Aymaras bolivianas: muitas tarefas, poucos direitos

Entre os aymaras da Bolívia, as adolescentes só adquirem a condição plena de mulher perante sua comunidade quando demonstram uma grande laboriosidade e conhecimento de tarefas ancestrais. Mas, essa mesma condição lhes nega direitos, justiça e acesso à liderança comunitária.

Esse é o resultado de uma pesquisa sobre a vida das mulheres do Altiplano boliviano que retrata uma realidade pouco conhecida, como terem de provar que sabem acumular a administração da casa, a educação dos filhos, a elaboração de artesanatos e o trabalho junto ao homem na agricultura, entre outras tarefas.

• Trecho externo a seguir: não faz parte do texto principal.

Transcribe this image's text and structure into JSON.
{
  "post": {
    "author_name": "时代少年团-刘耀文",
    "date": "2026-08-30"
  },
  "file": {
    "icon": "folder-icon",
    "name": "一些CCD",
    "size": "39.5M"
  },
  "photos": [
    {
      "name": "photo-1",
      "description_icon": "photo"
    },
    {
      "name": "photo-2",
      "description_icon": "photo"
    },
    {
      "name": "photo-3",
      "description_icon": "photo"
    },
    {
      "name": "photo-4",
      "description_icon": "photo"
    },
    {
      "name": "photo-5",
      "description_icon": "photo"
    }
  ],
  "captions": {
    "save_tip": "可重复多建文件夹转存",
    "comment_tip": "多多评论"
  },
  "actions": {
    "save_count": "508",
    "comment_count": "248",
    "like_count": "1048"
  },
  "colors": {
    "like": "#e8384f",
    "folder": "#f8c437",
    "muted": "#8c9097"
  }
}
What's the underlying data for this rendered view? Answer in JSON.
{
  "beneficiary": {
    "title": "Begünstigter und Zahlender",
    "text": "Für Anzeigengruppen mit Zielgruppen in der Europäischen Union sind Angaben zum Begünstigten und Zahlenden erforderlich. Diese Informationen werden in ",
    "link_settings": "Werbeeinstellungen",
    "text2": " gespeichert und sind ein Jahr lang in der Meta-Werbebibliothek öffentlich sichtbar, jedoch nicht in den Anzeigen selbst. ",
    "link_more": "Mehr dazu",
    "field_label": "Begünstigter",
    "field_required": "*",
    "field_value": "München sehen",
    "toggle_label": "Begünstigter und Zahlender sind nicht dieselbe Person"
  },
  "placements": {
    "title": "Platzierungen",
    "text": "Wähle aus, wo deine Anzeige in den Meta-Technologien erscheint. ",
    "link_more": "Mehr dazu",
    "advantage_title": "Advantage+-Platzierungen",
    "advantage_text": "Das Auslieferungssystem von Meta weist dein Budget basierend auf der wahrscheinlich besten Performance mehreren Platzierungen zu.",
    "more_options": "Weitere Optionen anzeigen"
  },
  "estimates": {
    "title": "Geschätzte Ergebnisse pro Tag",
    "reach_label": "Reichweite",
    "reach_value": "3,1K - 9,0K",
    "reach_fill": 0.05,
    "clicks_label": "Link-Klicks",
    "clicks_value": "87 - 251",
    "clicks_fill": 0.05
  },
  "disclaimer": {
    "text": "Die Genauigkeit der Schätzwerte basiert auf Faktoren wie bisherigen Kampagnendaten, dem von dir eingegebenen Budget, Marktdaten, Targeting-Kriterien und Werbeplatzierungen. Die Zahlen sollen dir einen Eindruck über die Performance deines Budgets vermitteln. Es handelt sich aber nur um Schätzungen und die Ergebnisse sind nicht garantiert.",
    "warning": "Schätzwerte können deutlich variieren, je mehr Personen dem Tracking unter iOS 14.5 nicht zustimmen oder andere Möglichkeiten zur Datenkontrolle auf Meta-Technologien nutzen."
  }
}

“Valoriza-se muito o caráter laborioso das mulheres nas comunidades. É considerada fraca a que só fica em casa cuidando do ‘wawa’ (filho) e cozinhando”, disse à IPS a linguista Filomena Nina Harcacho, que dirigiu o estudo “Por trás das lentes com que se olha: Mulheres do Altiplano, ordens normativas e interligação”.

O estudo, promovido pela organização não governamental Coordenadora da Mulher, colheu depoimentos em seis comunidades originais e evidenciou que a passagem de adolescente para mulher também exige que a jovem tenha conhecimentos sobre pastoreio, tecer manualmente, usar ervas medicinais e praticar ritos e cerimônias.

A população de língua aymara na Bolívia representa 1,7 milhão dos 10 milhões de habitantes do país e se concentra na região do Altiplano que se estende no oeste do território, entre as montanhas mais altas da Cordilheira dos Andes.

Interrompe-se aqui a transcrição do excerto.